Abschied vom Darwinismus.

Joachim Bauer, Verlag Hoffmann und Campe
Joachim Bauer ist Arzt, Molekularbiologe, Neurobiologe, Internist, Psychiater und psychosomatischer Mediziner.


Alles ziemlich widersprüchlich.

Zuerst einmal wird in der aktuellen Forschung ohnehin kein 'reiner' Darwinismus vertreten. Es werden Varianzen der Synthetische Evolutionstheorie vertreten, welche die Grundlegenden Erkenntnisse von Darwin und Mendel harmonisiert.

Bauer redet also gegen etwas an das heute so niemand der sich auch nur halbwegs (ich bin selbst Laie!) mit der Materie auskennt mehr vertritt.
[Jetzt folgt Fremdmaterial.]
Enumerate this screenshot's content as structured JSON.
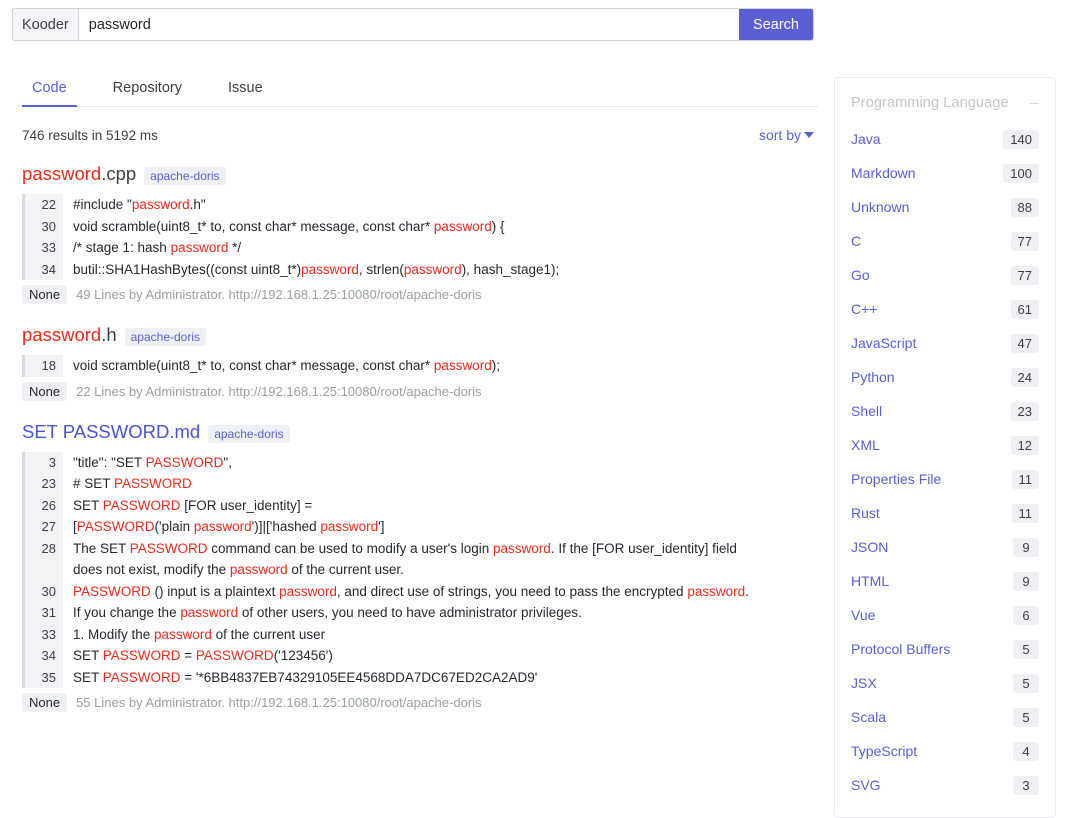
{
  "search": {
    "brand": "Kooder",
    "query": "password",
    "placeholder": "Search",
    "button_label": "Search",
    "accent_color": "#5a5fd4"
  },
  "tabs": [
    {
      "label": "Code",
      "active": true
    },
    {
      "label": "Repository",
      "active": false
    },
    {
      "label": "Issue",
      "active": false
    }
  ],
  "results_summary": "746 results in 5192 ms",
  "sort": {
    "label": "sort by"
  },
  "facets": {
    "title": "Programming Language",
    "items": [
      {
        "label": "Java",
        "count": "140"
      },
      {
        "label": "Markdown",
        "count": "100"
      },
      {
        "label": "Unknown",
        "count": "88"
      },
      {
        "label": "C",
        "count": "77"
      },
      {
        "label": "Go",
        "count": "77"
      },
      {
        "label": "C++",
        "count": "61"
      },
      {
        "label": "JavaScript",
        "count": "47"
      },
      {
        "label": "Python",
        "count": "24"
      },
      {
        "label": "Shell",
        "count": "23"
      },
      {
        "label": "XML",
        "count": "12"
      },
      {
        "label": "Properties File",
        "count": "11"
      },
      {
        "label": "Rust",
        "count": "11"
      },
      {
        "label": "JSON",
        "count": "9"
      },
      {
        "label": "HTML",
        "count": "9"
      },
      {
        "label": "Vue",
        "count": "6"
      },
      {
        "label": "Protocol Buffers",
        "count": "5"
      },
      {
        "label": "JSX",
        "count": "5"
      },
      {
        "label": "Scala",
        "count": "5"
      },
      {
        "label": "TypeScript",
        "count": "4"
      },
      {
        "label": "SVG",
        "count": "3"
      }
    ]
  },
  "results": [
    {
      "title_parts": [
        {
          "t": "password",
          "hl": true
        },
        {
          "t": ".cpp",
          "hl": false
        }
      ],
      "title_color": "red",
      "repo": "apache-doris",
      "lines": [
        {
          "no": "22",
          "parts": [
            {
              "t": "#include \"",
              "hl": false
            },
            {
              "t": "password",
              "hl": true
            },
            {
              "t": ".h\"",
              "hl": false
            }
          ]
        },
        {
          "no": "30",
          "parts": [
            {
              "t": "void scramble(uint8_t* to, const char* message, const char* ",
              "hl": false
            },
            {
              "t": "password",
              "hl": true
            },
            {
              "t": ") {",
              "hl": false
            }
          ]
        },
        {
          "no": "33",
          "parts": [
            {
              "t": "/* stage 1: hash ",
              "hl": false
            },
            {
              "t": "password",
              "hl": true
            },
            {
              "t": " */",
              "hl": false
            }
          ]
        },
        {
          "no": "34",
          "parts": [
            {
              "t": "butil::SHA1HashBytes((const uint8_t*)",
              "hl": false
            },
            {
              "t": "password",
              "hl": true
            },
            {
              "t": ", strlen(",
              "hl": false
            },
            {
              "t": "password",
              "hl": true
            },
            {
              "t": "), hash_stage1);",
              "hl": false
            }
          ]
        }
      ],
      "lang": "None",
      "meta": "49 Lines by Administrator. http://192.168.1.25:10080/root/apache-doris"
    },
    {
      "title_parts": [
        {
          "t": "password",
          "hl": true
        },
        {
          "t": ".h",
          "hl": false
        }
      ],
      "title_color": "red",
      "repo": "apache-doris",
      "lines": [
        {
          "no": "18",
          "parts": [
            {
              "t": "void scramble(uint8_t* to, const char* message, const char* ",
              "hl": false
            },
            {
              "t": "password",
              "hl": true
            },
            {
              "t": ");",
              "hl": false
            }
          ]
        }
      ],
      "lang": "None",
      "meta": "22 Lines by Administrator. http://192.168.1.25:10080/root/apache-doris"
    },
    {
      "title_parts": [
        {
          "t": "SET PASSWORD.md",
          "hl": false
        }
      ],
      "title_color": "blue",
      "repo": "apache-doris",
      "lines": [
        {
          "no": "3",
          "parts": [
            {
              "t": "\"title\": \"SET ",
              "hl": false
            },
            {
              "t": "PASSWORD",
              "hl": true
            },
            {
              "t": "\",",
              "hl": false
            }
          ]
        },
        {
          "no": "23",
          "parts": [
            {
              "t": "# SET ",
              "hl": false
            },
            {
              "t": "PASSWORD",
              "hl": true
            }
          ]
        },
        {
          "no": "26",
          "parts": [
            {
              "t": "SET ",
              "hl": false
            },
            {
              "t": "PASSWORD",
              "hl": true
            },
            {
              "t": " [FOR user_identity] =",
              "hl": false
            }
          ]
        },
        {
          "no": "27",
          "parts": [
            {
              "t": "[",
              "hl": false
            },
            {
              "t": "PASSWORD",
              "hl": true
            },
            {
              "t": "('plain ",
              "hl": false
            },
            {
              "t": "password",
              "hl": true
            },
            {
              "t": "')]|['hashed ",
              "hl": false
            },
            {
              "t": "password",
              "hl": true
            },
            {
              "t": "']",
              "hl": false
            }
          ]
        },
        {
          "no": "28",
          "parts": [
            {
              "t": "The SET ",
              "hl": false
            },
            {
              "t": "PASSWORD",
              "hl": true
            },
            {
              "t": " command can be used to modify a user's login ",
              "hl": false
            },
            {
              "t": "password",
              "hl": true
            },
            {
              "t": ". If the [FOR user_identity] field does not exist, modify the ",
              "hl": false
            },
            {
              "t": "password",
              "hl": true
            },
            {
              "t": " of the current user.",
              "hl": false
            }
          ]
        },
        {
          "no": "30",
          "parts": [
            {
              "t": "PASSWORD",
              "hl": true
            },
            {
              "t": " () input is a plaintext ",
              "hl": false
            },
            {
              "t": "password",
              "hl": true
            },
            {
              "t": ", and direct use of strings, you need to pass the encrypted ",
              "hl": false
            },
            {
              "t": "password",
              "hl": true
            },
            {
              "t": ".",
              "hl": false
            }
          ]
        },
        {
          "no": "31",
          "parts": [
            {
              "t": "If you change the ",
              "hl": false
            },
            {
              "t": "password",
              "hl": true
            },
            {
              "t": " of other users, you need to have administrator privileges.",
              "hl": false
            }
          ]
        },
        {
          "no": "33",
          "parts": [
            {
              "t": "1. Modify the ",
              "hl": false
            },
            {
              "t": "password",
              "hl": true
            },
            {
              "t": " of the current user",
              "hl": false
            }
          ]
        },
        {
          "no": "34",
          "parts": [
            {
              "t": "SET ",
              "hl": false
            },
            {
              "t": "PASSWORD",
              "hl": true
            },
            {
              "t": " = ",
              "hl": false
            },
            {
              "t": "PASSWORD",
              "hl": true
            },
            {
              "t": "('123456')",
              "hl": false
            }
          ]
        },
        {
          "no": "35",
          "parts": [
            {
              "t": "SET ",
              "hl": false
            },
            {
              "t": "PASSWORD",
              "hl": true
            },
            {
              "t": " = '*6BB4837EB74329105EE4568DDA7DC67ED2CA2AD9'",
              "hl": false
            }
          ]
        }
      ],
      "lang": "None",
      "meta": "55 Lines by Administrator. http://192.168.1.25:10080/root/apache-doris"
    }
  ]
}
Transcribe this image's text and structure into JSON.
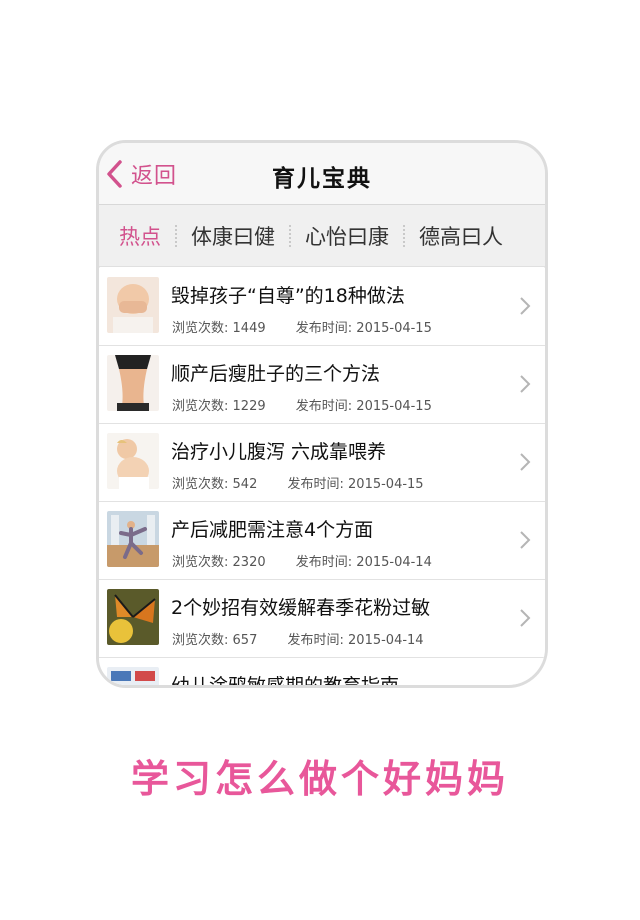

Darüber hinaus verabschiedet er sich dann nicht einmal von Darwin, sondern gibt dann doch zu das die Selektion die besten Varianten bevorzugt (S. 188). Seine 'Verabschiedung' funktioniert dann nur dadurch, dass er am Anfang des Buches lauter Falschbehauptungen über den Darwinismus und was herrschende Meinung sei vornimmt.

Das dürfte dann auch der Grund sein warum Bauer nichts in Fachliteratur oder auch nur Semi-Fachliteratur veröffentlicht.

Wer übrigens eine auf Kooperation verweisende Widerlegung des Sozialdarwinismus lesen möchte, der sei auf Gegenseitige Hilfe in der Tier- und Menschenwelt von Kropotkin verwiesen. Das Buch ist aus den ersten Jahren des 20. Jahrhunderts, aber lesenswert und übrigens in der echten Forschung später sogar relevant geworden.